Hmm... cennette sorun, Rowan'ın anılarından bir araya getirebildiği kadarıyla, tipik bir bilgindi, kafası kitaplara gömülü ve kalbi hayallere bağlıydı, sadece bilinmeyene olan susuzluğunu gidermek için bilginin peşinden gitti ve varlıklı bir şekilde doğmasına rağmen statüsünden etkilenmedi.

Hastalıklı bünyesi onu büyük bir kraliyet ailesinin siyasi arenasında rekabet edemez hale getirmiş ve ilgisi kardeşleriyle güç oyunlarında oynama şansını ortadan kaldırmıştı, bu yüzden daha fazla gücün bir Soylu için ne kadar cazip olduğundan habersizdi.

Sayfaları çevirdi ve yavaşça Rowan'ın hayatının anlatıldığı bölüme daldı, ara sıra not defterini açıp belirli cümleleri not alıyordu, akşam yaklaşırken ışıklar kararmaya başlamıştı. Yanındaki gaz lambasını yaktı, yeşil bir alevle yanan lamba yüzünü ürkütücü bir şekilde aydınlattı ve tekrar okumaya daldı, o anda onun yüzünü gören hiç kimse onu bir çocuk sanmazdı.

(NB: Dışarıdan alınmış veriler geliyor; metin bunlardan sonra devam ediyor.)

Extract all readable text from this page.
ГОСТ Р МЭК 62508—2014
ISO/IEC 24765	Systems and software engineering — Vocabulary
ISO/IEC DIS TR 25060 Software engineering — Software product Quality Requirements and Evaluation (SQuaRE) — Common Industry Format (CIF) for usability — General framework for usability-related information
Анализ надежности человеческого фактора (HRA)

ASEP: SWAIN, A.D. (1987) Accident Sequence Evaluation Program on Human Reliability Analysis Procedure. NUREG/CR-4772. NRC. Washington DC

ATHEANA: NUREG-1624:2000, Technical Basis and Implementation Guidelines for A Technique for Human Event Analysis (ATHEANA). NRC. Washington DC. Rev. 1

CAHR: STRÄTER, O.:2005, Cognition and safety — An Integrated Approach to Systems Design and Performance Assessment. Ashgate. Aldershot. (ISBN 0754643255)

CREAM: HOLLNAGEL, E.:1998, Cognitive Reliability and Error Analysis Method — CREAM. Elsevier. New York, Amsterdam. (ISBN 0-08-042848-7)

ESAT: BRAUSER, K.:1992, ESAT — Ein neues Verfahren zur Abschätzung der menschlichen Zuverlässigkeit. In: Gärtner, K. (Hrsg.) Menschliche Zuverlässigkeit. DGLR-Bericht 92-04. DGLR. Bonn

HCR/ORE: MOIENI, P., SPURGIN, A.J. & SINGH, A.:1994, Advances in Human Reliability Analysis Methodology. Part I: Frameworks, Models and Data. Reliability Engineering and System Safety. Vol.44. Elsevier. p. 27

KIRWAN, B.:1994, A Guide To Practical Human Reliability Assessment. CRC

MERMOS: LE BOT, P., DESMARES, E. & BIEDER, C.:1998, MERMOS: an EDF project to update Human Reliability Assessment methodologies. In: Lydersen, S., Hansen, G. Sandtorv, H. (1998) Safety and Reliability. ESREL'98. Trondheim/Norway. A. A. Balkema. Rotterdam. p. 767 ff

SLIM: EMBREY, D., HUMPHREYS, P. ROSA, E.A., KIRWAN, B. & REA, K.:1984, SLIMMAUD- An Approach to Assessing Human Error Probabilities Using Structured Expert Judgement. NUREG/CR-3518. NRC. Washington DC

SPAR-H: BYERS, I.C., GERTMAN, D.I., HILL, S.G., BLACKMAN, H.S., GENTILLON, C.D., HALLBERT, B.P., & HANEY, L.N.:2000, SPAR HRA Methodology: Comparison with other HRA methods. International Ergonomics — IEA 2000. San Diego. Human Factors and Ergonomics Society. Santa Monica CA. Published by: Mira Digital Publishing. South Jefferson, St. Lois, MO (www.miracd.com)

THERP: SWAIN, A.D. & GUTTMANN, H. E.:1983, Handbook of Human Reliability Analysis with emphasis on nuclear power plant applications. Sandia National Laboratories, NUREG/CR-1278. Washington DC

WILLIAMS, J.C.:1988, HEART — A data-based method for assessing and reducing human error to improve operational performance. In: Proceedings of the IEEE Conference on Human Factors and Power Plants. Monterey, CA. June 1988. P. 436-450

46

Sandalye alçaktı ve masa onun için biraz yüksekti, bu yüzden rahatça okumak için kambur durması gerekiyordu, sandalyesinin kenarına oturdu, yine de odaklanması yoğun ve konsantrasyonu mutlaktı, bu bir çocuğun tavrı değildi.

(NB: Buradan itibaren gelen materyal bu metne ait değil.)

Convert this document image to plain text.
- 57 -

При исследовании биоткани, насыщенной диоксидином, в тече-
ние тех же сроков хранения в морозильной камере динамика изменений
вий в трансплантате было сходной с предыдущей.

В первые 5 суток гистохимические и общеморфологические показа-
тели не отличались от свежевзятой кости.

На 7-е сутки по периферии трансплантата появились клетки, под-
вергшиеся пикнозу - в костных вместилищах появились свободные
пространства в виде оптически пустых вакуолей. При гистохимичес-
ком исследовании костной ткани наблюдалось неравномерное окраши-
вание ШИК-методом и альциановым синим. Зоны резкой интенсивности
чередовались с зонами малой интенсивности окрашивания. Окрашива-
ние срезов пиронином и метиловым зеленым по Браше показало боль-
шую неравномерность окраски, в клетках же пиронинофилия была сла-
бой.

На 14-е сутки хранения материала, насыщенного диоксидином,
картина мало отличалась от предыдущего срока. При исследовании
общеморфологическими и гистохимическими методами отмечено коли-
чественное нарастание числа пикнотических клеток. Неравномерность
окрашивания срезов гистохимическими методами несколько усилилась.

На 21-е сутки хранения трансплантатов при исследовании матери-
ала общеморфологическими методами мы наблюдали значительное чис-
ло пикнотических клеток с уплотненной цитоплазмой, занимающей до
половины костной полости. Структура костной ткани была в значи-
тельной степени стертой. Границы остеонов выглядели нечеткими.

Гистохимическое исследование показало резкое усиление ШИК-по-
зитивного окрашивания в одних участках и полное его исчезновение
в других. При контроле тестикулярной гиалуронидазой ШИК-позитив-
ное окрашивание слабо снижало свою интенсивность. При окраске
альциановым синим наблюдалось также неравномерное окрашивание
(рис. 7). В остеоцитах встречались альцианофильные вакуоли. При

Güneş batarken ay doğdu. Rowan dört saatten fazla bir süredir oturuyordu ve bu yüzden yorulan kaslarını rahatlatmak için gerindi, günlüğün büyük bir kısmını gözden geçirebilmişti. Her bir anıyı yerine yerleştirip düşüncelerini sıralarken gözlerini kapadı ve alnını ovuşturdu.

Bu dünya tuhaf ve korkunç bir yerdi; doğaüstü şeyler kâbus ve hayal ürünü değil, herkes tarafından farklı derecelerde deneyimlenen bir gerçeklikti.

Bu dünyada tanrılar ve canavarlar vardı ve onlar dünyanın yüzeyinde izlerini bırakmışlardı. Yaşamın her izi, iyi ya da kötü, onların dokunuşunu hissetmişti.

Bazı soylular halklarının cahil bir hayat yaşamasına izin vermeyi seçerek doğaüstü ile dünyevi olanı birbirinden ayırdı, ancak çoğu başarılı olamadı, çünkü büyü kaçınılmaz olarak normalliğin cephesinden sızdı. Tepelerinde uçan bir Ejderhanın devasa şeklini ya da bazı çocukların neden gerçekliği bükme yeteneğiyle doğduklarını açıklamak zordu.

Bu dünyanın adı Trion'du.

Algısının sınırlarından fısıltılar duydu ve sanki bir fırtına geliyormuş gibi ozon kokusu aldı ama gözleri hâlâ kapalıydı, kendini fazla zorlamış ve genç bedenini sınırlarının çok ötesine itmişti ve yorgunluk üzerine baskı yapıyordu.

Gözleri açık olsaydı göğsünün etrafındaki bölgenin aydınlandığını ve pencerelerden süzülen ay ışığının bir duman gibi yön değiştirerek göğsüne dolduğunu görecekti.

Bir soğuk şoku onu ayağa kaldırdı ve ay ışığının bükülerek göğsündeki dövmeye aktığını ve her geçen an dövmenin ışıltısının arttığını gördü.

Daha önce solmuş olan göz dövmesi geri dönmüştü. Nefesi boğazında düğümlendi, çünkü sadece fantastik bir şeye tanıklık etmiyordu, bu onun başına geliyordu.




user

Gittikçe daha da ilgim artıyor, sanki bir mücevher bulmuşum gibi, ne şans!